Sedimen yang sering djumpai di dalam sungai,
baik terlarut atau tidak terlarut, adalah merupakan produk dari pelapukan
batuan induk yang dipengaruhi oleh faktor lingkungan, terutama perubahan iklim.
Hasil pelapukan batuan induk tersebut kita kenal sebagai partikel-partkel
tanah. Pengaruh tenaga kinetis air hujan dan aliran air permukaan (untuk kasus
di daerah tropis), partikel-partikel tanah tersebut dapat terkelupas dan
terangkut ke tempat yang lebih rendah untuk kemudian masuk ke dalam sungai dan
dikenal sebagai sedimen. Adanya transpor sedimen dari tempat yang lebih tinggi
ke daerah hilir dapat menyebabkan pendangkalan waduk, sungai, saluran irigasi,
dan terbentuknya tanah-tanah baru di pinggir-pinggir sungai (Asdak, 2007).

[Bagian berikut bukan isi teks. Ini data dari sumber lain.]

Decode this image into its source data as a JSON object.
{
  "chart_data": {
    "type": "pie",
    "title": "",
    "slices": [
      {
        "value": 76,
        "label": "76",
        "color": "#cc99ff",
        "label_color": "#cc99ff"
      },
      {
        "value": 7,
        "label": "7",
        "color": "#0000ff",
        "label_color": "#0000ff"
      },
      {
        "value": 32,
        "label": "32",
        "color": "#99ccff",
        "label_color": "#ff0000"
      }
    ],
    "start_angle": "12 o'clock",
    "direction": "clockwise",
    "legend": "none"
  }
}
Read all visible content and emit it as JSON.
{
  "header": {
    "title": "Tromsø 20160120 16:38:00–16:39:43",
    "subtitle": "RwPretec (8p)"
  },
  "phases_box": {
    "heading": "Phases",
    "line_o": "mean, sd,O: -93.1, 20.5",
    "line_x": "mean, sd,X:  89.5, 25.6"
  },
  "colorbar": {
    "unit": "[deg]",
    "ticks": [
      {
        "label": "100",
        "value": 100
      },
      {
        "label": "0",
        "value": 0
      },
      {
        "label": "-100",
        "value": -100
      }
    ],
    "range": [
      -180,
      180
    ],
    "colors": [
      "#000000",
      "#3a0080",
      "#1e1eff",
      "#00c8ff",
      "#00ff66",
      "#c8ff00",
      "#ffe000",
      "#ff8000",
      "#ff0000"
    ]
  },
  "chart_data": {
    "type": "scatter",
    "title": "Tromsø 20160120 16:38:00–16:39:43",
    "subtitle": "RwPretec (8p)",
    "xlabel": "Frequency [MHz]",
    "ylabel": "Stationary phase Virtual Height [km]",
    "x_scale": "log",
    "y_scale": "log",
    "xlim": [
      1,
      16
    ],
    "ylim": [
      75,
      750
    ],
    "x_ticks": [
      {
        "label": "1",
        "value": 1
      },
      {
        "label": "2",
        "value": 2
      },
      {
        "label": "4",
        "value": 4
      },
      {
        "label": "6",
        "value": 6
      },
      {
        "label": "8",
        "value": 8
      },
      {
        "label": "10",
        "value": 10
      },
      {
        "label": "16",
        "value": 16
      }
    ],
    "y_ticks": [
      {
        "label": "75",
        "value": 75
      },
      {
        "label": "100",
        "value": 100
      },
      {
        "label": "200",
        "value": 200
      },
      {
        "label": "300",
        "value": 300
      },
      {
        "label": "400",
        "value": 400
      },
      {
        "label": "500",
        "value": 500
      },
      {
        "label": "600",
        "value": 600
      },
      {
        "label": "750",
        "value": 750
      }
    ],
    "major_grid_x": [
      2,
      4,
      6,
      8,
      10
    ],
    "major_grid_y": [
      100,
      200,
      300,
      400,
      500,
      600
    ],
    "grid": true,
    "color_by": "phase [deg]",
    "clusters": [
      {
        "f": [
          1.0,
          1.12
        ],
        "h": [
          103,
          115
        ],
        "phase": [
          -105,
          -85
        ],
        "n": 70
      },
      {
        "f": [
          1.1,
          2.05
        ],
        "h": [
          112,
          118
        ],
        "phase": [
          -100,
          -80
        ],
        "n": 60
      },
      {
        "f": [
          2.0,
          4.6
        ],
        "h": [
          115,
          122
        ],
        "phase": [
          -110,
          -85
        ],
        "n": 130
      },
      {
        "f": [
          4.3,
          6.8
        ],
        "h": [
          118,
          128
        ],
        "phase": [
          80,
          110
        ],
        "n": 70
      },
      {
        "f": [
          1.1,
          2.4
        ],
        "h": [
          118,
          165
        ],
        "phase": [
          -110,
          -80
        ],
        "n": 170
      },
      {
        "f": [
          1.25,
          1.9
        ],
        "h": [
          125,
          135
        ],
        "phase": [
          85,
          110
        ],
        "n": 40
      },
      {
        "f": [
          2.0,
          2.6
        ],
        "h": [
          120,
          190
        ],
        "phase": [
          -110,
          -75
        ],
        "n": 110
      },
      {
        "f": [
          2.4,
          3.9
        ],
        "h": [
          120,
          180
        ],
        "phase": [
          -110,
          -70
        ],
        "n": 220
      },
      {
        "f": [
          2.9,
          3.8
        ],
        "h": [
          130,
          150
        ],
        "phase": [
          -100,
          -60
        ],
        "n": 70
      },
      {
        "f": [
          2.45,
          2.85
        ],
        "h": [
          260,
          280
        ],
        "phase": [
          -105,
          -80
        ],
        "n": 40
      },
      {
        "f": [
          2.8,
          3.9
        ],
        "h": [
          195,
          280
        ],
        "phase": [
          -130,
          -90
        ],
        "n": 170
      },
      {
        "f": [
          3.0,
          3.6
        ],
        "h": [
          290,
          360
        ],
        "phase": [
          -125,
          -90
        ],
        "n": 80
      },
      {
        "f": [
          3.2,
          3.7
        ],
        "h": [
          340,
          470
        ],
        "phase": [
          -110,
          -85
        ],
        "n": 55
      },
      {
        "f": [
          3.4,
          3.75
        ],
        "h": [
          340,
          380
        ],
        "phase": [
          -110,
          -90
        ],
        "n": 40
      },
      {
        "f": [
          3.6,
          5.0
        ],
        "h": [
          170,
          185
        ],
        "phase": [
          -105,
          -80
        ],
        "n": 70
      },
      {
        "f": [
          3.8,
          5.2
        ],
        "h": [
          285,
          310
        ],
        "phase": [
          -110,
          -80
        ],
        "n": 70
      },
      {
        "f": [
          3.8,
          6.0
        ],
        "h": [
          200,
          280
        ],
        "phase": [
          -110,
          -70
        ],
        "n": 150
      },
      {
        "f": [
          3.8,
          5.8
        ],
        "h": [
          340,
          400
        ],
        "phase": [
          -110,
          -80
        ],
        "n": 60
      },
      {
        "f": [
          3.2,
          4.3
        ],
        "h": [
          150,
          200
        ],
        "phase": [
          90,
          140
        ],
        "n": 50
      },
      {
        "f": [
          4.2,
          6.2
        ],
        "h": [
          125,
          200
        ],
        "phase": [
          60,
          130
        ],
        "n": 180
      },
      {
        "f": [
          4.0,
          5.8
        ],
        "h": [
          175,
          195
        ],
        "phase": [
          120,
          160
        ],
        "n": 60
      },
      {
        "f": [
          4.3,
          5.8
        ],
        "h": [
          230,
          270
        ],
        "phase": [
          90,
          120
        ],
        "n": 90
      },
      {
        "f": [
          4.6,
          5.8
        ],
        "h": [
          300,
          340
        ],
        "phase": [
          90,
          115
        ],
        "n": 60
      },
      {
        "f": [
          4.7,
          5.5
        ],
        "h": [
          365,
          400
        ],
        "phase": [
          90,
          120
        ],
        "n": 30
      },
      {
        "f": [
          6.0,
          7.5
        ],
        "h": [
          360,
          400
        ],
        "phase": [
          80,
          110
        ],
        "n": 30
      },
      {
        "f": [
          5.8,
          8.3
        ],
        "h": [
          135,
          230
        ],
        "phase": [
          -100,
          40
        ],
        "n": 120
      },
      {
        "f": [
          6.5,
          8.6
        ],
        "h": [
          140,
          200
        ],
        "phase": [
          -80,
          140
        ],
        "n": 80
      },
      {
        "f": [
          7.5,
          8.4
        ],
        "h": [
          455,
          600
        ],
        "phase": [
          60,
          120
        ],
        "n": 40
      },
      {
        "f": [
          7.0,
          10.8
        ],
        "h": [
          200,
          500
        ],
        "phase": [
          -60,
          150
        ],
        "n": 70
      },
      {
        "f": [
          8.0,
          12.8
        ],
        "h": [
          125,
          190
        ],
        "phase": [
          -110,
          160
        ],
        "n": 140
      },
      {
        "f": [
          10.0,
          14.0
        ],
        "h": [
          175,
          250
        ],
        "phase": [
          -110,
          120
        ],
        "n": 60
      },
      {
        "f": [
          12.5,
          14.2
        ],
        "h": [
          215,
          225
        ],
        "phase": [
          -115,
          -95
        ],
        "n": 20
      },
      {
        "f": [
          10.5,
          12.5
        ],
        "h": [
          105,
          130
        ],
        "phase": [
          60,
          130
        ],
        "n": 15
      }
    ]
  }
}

Kapasitas angkutan sedimen pada penampang
memanjang sungai adalah besaran sedimen yang lewat penampang tersebut dalam
satuan waktu tertentu. Terjadinya penggerusan, pengendapan atau mengalami
angkutan seimbang perlu diketahui kuantitas sedimen yang terangkut dalam proses
tersebut. Sungai disebut dalam keadaan seimbang jika kapasitas sedimen yang
masuk pada suatu penampang memanjang sungai sama dengan kapasitas sedimen yang
keluar dalam satuan waktu tertentu. Pengendapan terjadi di mana kapasitas
sedimen yang masuk lebih besar dari kapasitas sedimen seimbang dalam satuan
waktu, sedangkan penggerusan adalah suatu keadaan dimana kapasitas sedimen yang
masuk lebih kecil dari kapasitas sedimen seimbang dalam satuan waktu (Saud,
2008).
2.4 Pengertian Erosi
Erosi
adalah pengikisan dan perpindahan tanah dari suatu tempat ke tempat lain yang
diakibatkan oleh media alami. Erosi dan sedimentasi merupakan penyebab-penyebab
utama dalam terjadinya kemerosotan produktivitas tanah-tanah pertanian, dan
kemerosotan kuantitas serta kualitas air. Erosi itu sendiri meliputi proses :
pelepasan partikel-partikel tanah (detachment), penghanyutan
partikel-partikel tanah (transportation), dan pengendapan partikel-
partikel tanah yang telah terhanyutkan (deposition) (Foster and Meyer,
1973) dalam Arsyad S, (2010). Besarnya erosi pada suatu lahan ditentukan oleh
lima faktor yaitu jumlah dan intensitas hujan (erosivitas hujan); kepekaan
tanah terhadap erosi (erodibilitas tanah); bentuk lahan (kemiringan dan panjang
lereng); vegetasi penutup tanah; dan tingkat pengelolaan tanah.
Erosi
tanah bukan saja disebabkan oleh penduduk sekitar hutan, tetapi secara
menyeluruh penyebab erosi tanah adalah meningkatnya kebutuhan manusia akan
sumber daya alam yang tersedia makin tertekan, terutama hutan, sehingga
menyebabkan tingkat erosi tanah makin tinggi dan secara otomatis diikuti
kehilangan air (Arsyad S, 2010), sedangkan menurut Utomo (1989) Erosi merupakan
proses dimana tanah, bahan mineral dilepaskan dan diangkut oleh air, angin atau
gaya berat. Tanah longsor dan batu-batuan berjatuhan (mass wastage)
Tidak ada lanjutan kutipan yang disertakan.